The DPP “is a form of executive privilege” that “shields from disclosure documents reflecting advisory opinions, recommendations and deliberations comprising part of a process by which governmental decisions and policies are formulated.” U.S. Fish & Wildlife Serv. v. Sierra Club, Inc., 141 S. Ct. 777, 785 (2021) (quotation marks and citation omitted).

The DPP applies to documents that are “predecisional” and “deliberative.” Id. at 785–86. Documents are “predecisional if they were generated before the agency’s final decision on the matter, and they are deliberative if they were prepared to help the agency formulate its position.” Id. at 786 (quotation marks omitted). Judge Netburn determined that the DPP does not apply to the Internal Speech Documents because those documents were intended to facilitate the communication of Hinman’s own opinions regarding the application of the securities laws to digital asset offerings and not the opinions of the SEC. Order I at 14; Order II at 5–7. The SEC argues that Judge Netburn’s conclusion constitutes an error of law because Second Circuit precedent states that “subjective documents which reflect the personal opinions of the writer rather than the policy of the agency” are protected by the DPP. See SEC Objs. at 13 (quoting Tigue v. U.S. Dep’t of Just., 312 F.3d 70, 80 (2d Cir. 2002)) (emphasis omitted). But this argument fails to recognize that documents reflecting such personal opinions are protected only when they relate to some form of agency position, decision, or policy. Cf.
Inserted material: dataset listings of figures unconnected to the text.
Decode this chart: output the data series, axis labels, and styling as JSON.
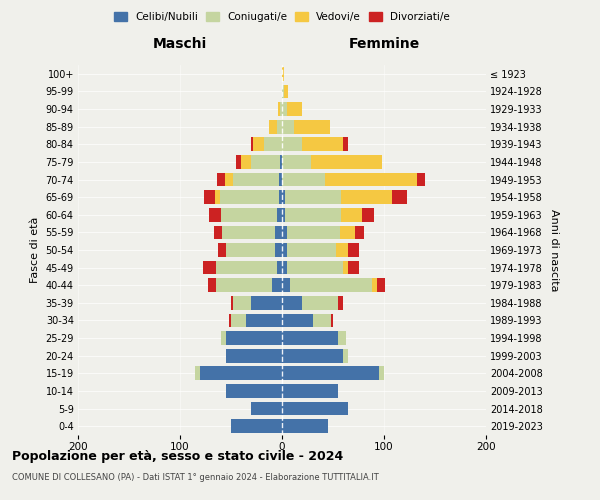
{
  "age_groups": [
    "0-4",
    "5-9",
    "10-14",
    "15-19",
    "20-24",
    "25-29",
    "30-34",
    "35-39",
    "40-44",
    "45-49",
    "50-54",
    "55-59",
    "60-64",
    "65-69",
    "70-74",
    "75-79",
    "80-84",
    "85-89",
    "90-94",
    "95-99",
    "100+"
  ],
  "birth_years": [
    "2019-2023",
    "2014-2018",
    "2009-2013",
    "2004-2008",
    "1999-2003",
    "1994-1998",
    "1989-1993",
    "1984-1988",
    "1979-1983",
    "1974-1978",
    "1969-1973",
    "1964-1968",
    "1959-1963",
    "1954-1958",
    "1949-1953",
    "1944-1948",
    "1939-1943",
    "1934-1938",
    "1929-1933",
    "1924-1928",
    "≤ 1923"
  ],
  "males": {
    "celibi": [
      50,
      30,
      55,
      80,
      55,
      55,
      35,
      30,
      10,
      5,
      7,
      7,
      5,
      3,
      3,
      2,
      0,
      0,
      0,
      0,
      0
    ],
    "coniugati": [
      0,
      0,
      0,
      5,
      0,
      5,
      15,
      18,
      55,
      60,
      48,
      52,
      55,
      58,
      45,
      28,
      18,
      5,
      2,
      0,
      0
    ],
    "vedovi": [
      0,
      0,
      0,
      0,
      0,
      0,
      0,
      0,
      0,
      0,
      0,
      0,
      0,
      5,
      8,
      10,
      10,
      8,
      2,
      0,
      0
    ],
    "divorziati": [
      0,
      0,
      0,
      0,
      0,
      0,
      2,
      2,
      8,
      12,
      8,
      8,
      12,
      10,
      8,
      5,
      2,
      0,
      0,
      0,
      0
    ]
  },
  "females": {
    "nubili": [
      45,
      65,
      55,
      95,
      60,
      55,
      30,
      20,
      8,
      5,
      5,
      5,
      3,
      3,
      0,
      0,
      0,
      0,
      0,
      0,
      0
    ],
    "coniugate": [
      0,
      0,
      0,
      5,
      5,
      8,
      18,
      35,
      80,
      55,
      48,
      52,
      55,
      55,
      42,
      28,
      20,
      12,
      5,
      2,
      0
    ],
    "vedove": [
      0,
      0,
      0,
      0,
      0,
      0,
      0,
      0,
      5,
      5,
      12,
      15,
      20,
      50,
      90,
      70,
      40,
      35,
      15,
      4,
      2
    ],
    "divorziate": [
      0,
      0,
      0,
      0,
      0,
      0,
      2,
      5,
      8,
      10,
      10,
      8,
      12,
      15,
      8,
      0,
      5,
      0,
      0,
      0,
      0
    ]
  },
  "colors": {
    "celibi": "#4472a8",
    "coniugati": "#c5d5a0",
    "vedovi": "#f5c842",
    "divorziati": "#cc2222"
  },
  "legend_labels": [
    "Celibi/Nubili",
    "Coniugati/e",
    "Vedovi/e",
    "Divorziati/e"
  ],
  "title": "Popolazione per età, sesso e stato civile - 2024",
  "subtitle": "COMUNE DI COLLESANO (PA) - Dati ISTAT 1° gennaio 2024 - Elaborazione TUTTITALIA.IT",
  "xlabel_left": "Maschi",
  "xlabel_right": "Femmine",
  "ylabel_left": "Fasce di età",
  "ylabel_right": "Anni di nascita",
  "xlim": 200,
  "background_color": "#f0f0eb"
}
Sierra Club, Inc., 141 S. Ct. at 785. Because Judge Netburn determined that the Internal Speech Documents did not relate to an agency position, decision, or policy, Order I at 14; Order II at 5–6, her conclusion is not contrary to law.

To bring this full circle, this is probably the reason why the language in the disclaimer has changed to include some statement that the remarks are in their official capacity.  I don't know if other litigants will have the same success as Ripple did in getting access to internal documents, but I would expect defendants to try if they can find some hook to argue that the documents should be provided in discovery.